Heldere afspraken maken
“Dat betekent natuurlijk wel dat de corporatie een helder SLA op moet stellen, waar iedereen van op de hoogte is en waar iedereen zich aan houdt. Zo was er bij bovenstaand voorbeeld bij aannemer A een veel striktere opzichter die huurders wees op hun verantwoordelijkheden. Een huurder die het plafond ooit paars heeft geschilderd zal dit bij vertrek zelf moeten overschilderen. Als een opzichter de bewoner hier niet op attendeert wordt het meegenomen in de kosten voor de aannemer.”
“De woonconsulent speelt hierin overigens ook een belangrijke rol. Want ook een woonconsulent kan soms toezeggingen doen zonder op de hoogte te zijn van de financiële gevolgen daarvan.”
De verwachtingen goed managen
“Het is belangrijk hier vanaf begin af aan duidelijk over te zijn naar bewoners. Zo kunnen zij hier ook rekening mee houden gedurende hun woonjaren in de woning (‘Dan misschien toch maar niet het plafond paars’). En je kunt makkelijker terugvallen op die regels als de bewoner de woning verlaat. Hij of zij was immers duidelijk geïnformeerd over de consequenties.”
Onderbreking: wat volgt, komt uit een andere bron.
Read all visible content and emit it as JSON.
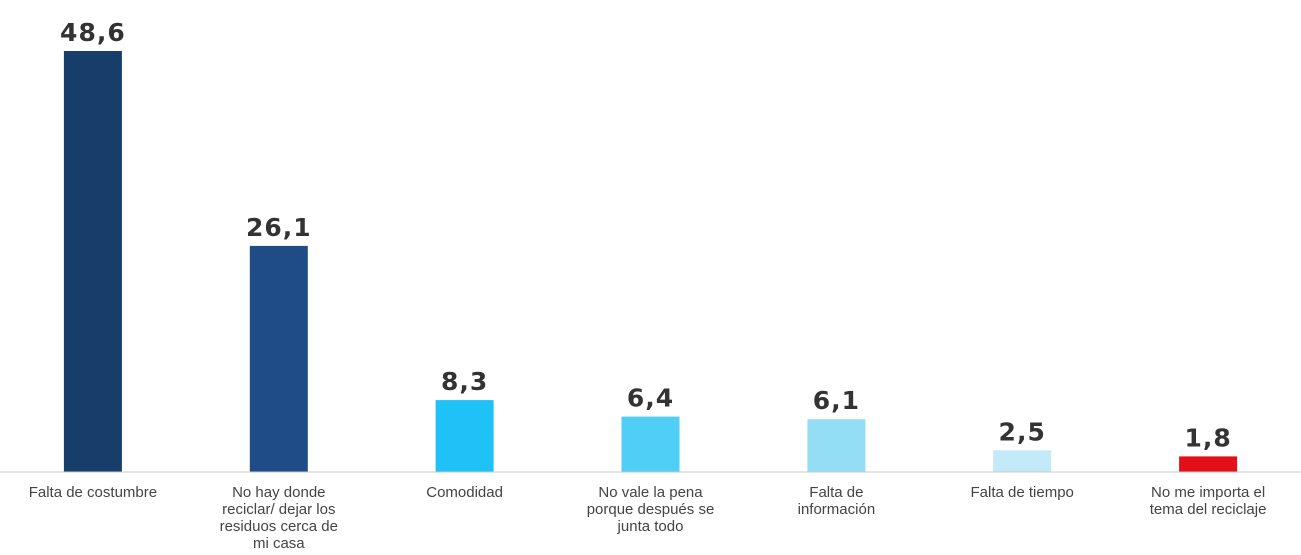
{
  "chart_data": {
    "type": "bar",
    "categories": [
      "Falta de costumbre",
      "No hay donde reciclar/ dejar los residuos cerca de mi casa",
      "Comodidad",
      "No vale la pena porque después se junta todo",
      "Falta de información",
      "Falta de tiempo",
      "No me importa el tema del reciclaje"
    ],
    "category_lines": [
      [
        "Falta de costumbre"
      ],
      [
        "No hay donde",
        "reciclar/ dejar los",
        "residuos cerca de",
        "mi casa"
      ],
      [
        "Comodidad"
      ],
      [
        "No vale la pena",
        "porque después se",
        "junta todo"
      ],
      [
        "Falta de",
        "información"
      ],
      [
        "Falta de tiempo"
      ],
      [
        "No me importa el",
        "tema del reciclaje"
      ]
    ],
    "values": [
      48.6,
      26.1,
      8.3,
      6.4,
      6.1,
      2.5,
      1.8
    ],
    "value_labels": [
      "48,6",
      "26,1",
      "8,3",
      "6,4",
      "6,1",
      "2,5",
      "1,8"
    ],
    "colors": [
      "#173d6b",
      "#1f4c87",
      "#1ec2f7",
      "#4fcef6",
      "#94def5",
      "#c3eaf8",
      "#e3101a"
    ],
    "title": "",
    "xlabel": "",
    "ylabel": "",
    "ylim": [
      0,
      48.6
    ],
    "grid": false,
    "legend": "none"
  }
}
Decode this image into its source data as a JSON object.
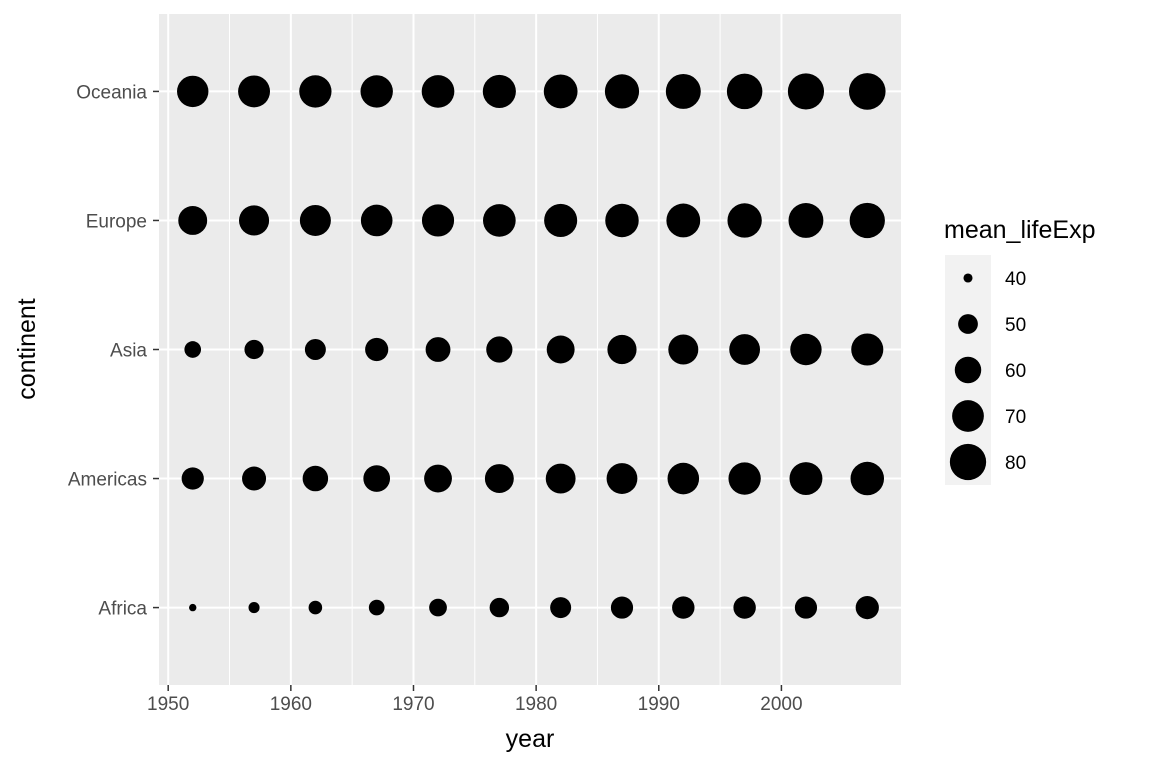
{
  "chart_data": {
    "type": "scatter",
    "title": "",
    "xlabel": "year",
    "ylabel": "continent",
    "xlim": [
      1949.25,
      2009.75
    ],
    "x_ticks": [
      1950,
      1960,
      1970,
      1980,
      1990,
      2000
    ],
    "x_tick_labels": [
      "1950",
      "1960",
      "1970",
      "1980",
      "1990",
      "2000"
    ],
    "categories": [
      "Africa",
      "Americas",
      "Asia",
      "Europe",
      "Oceania"
    ],
    "x": [
      1952,
      1957,
      1962,
      1967,
      1972,
      1977,
      1982,
      1987,
      1992,
      1997,
      2002,
      2007
    ],
    "size_variable": "mean_lifeExp",
    "series": [
      {
        "name": "Africa",
        "values": [
          39.1,
          41.3,
          43.3,
          45.3,
          47.5,
          49.6,
          51.6,
          53.3,
          53.6,
          53.6,
          53.3,
          54.8
        ]
      },
      {
        "name": "Americas",
        "values": [
          53.3,
          56.0,
          58.4,
          60.4,
          62.4,
          64.4,
          66.2,
          68.1,
          69.6,
          71.2,
          72.4,
          73.6
        ]
      },
      {
        "name": "Asia",
        "values": [
          46.3,
          49.3,
          51.6,
          54.7,
          57.3,
          59.6,
          62.6,
          64.9,
          66.5,
          68.0,
          69.2,
          70.7
        ]
      },
      {
        "name": "Europe",
        "values": [
          64.4,
          66.7,
          68.5,
          69.7,
          70.8,
          71.9,
          72.8,
          73.6,
          74.4,
          75.5,
          76.7,
          77.6
        ]
      },
      {
        "name": "Oceania",
        "values": [
          69.3,
          70.3,
          71.1,
          71.3,
          71.9,
          72.9,
          74.3,
          75.3,
          76.9,
          78.2,
          79.7,
          80.7
        ]
      }
    ],
    "legend": {
      "title": "mean_lifeExp",
      "placement": "right",
      "breaks": [
        40,
        50,
        60,
        70,
        80
      ],
      "labels": [
        "40",
        "50",
        "60",
        "70",
        "80"
      ]
    },
    "size_range": [
      39.1,
      80.7
    ],
    "grid": true,
    "colors": {
      "panel": "#ebebeb",
      "grid": "#ffffff",
      "point": "#000000",
      "tick_text": "#4d4d4d"
    }
  }
}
“Overigens blijkt uit klanttevredenheidsonderzoeken van corporaties dat nieuwe bewoners het vooral belangrijk vinden dat de woning schoon is als zij deze betrekken, en dat afspraken worden nagekomen. Als corporatie kun je de woning soms beter heel goed poetsen en je afspraken nakomen, dan teveel geld besteden aan allerlei, veelal onnodige, technische zaken.”
Ook muteren in bewoonde staat?
Het mutatieproces is volgens Dyon Noy vaak onvoldoende efficiënt, waardoor niet aansluitend verhuurd kan worden en woningen onnodig lang leeg staan.
De woningcartotheek is veelal niet goed op orde, terwijl die gegevens (technische status, label, et cetera) wel nodig zijn om de nieuwe huur te bepalen. Pas na een opname bij de mutatie en verwerking op kantoor kan dan de advertentie worden geplaatst. Dat is allemaal verloren tijd.
Dyon Noy
“Door eenmalig te investeren in een up-to-date woningcartotheek kan vervolgens een woning één dag na opzegging alweer de verhuur in. Bijvoorbeeld de 27ste ‘s ochtends de huurder eruit, de aannemer er meteen in, de 28ste aan het einde van de middag de nieuwe huurder erin. Je kunt daarin mijns inziens zelfs nog verder gaan. Als je meer tijd nodig hebt, waarom zou je dan de technische maatregelen niet kunnen uitvoeren in bewoonde staat en in goed overleg met de nieuwe huurder?”
Eén bezoek in plaats van zeven
“Beperk in het mutatieproces vervolgens ook het aantal contactmomenten. Ik ken een corporatie die alle contactmomenten, gemiddeld zes of zeven, heeft teruggebracht tot één bezoek. Daarbij komen de aannemer, de toekomstige bewoner en de huidige bewoner samen, eventueel met iemand van de afdeling Wonen van de corporatie. De opzichter hoeft hier niet bij te zijn, want de aannemer heeft die technische kennis ook. En door de huidige en toekomstige bewoner bij elkaar te zetten kunnen zij direct afspraken maken over het eventueel overnemen van gordijnen, kasten of andere zaken.”
Een vaste prijs per woning
“Als laatste gaat er heel veel tijd en geld om in administratieve rompslomp. In al die offertes, orderbonnen en andere zaken. Door goede afspraken te maken (bijvoorbeeld een fotoboek: zo laat de klant het achter, zo moet het worden) en een helder processchema te maken, kunnen aannemer en corporatie gaan werken met een vaste prijs per woning. De ene keer valt een mutatie dan misschien wat duurder uit, de andere keer weer wat goedkoper. Uiteindelijk bespaar je zoveel op je administratie doordat je maar één factuur hebt per jaar, dat het voor alle partijen zonder twijfel positief uitpakt.”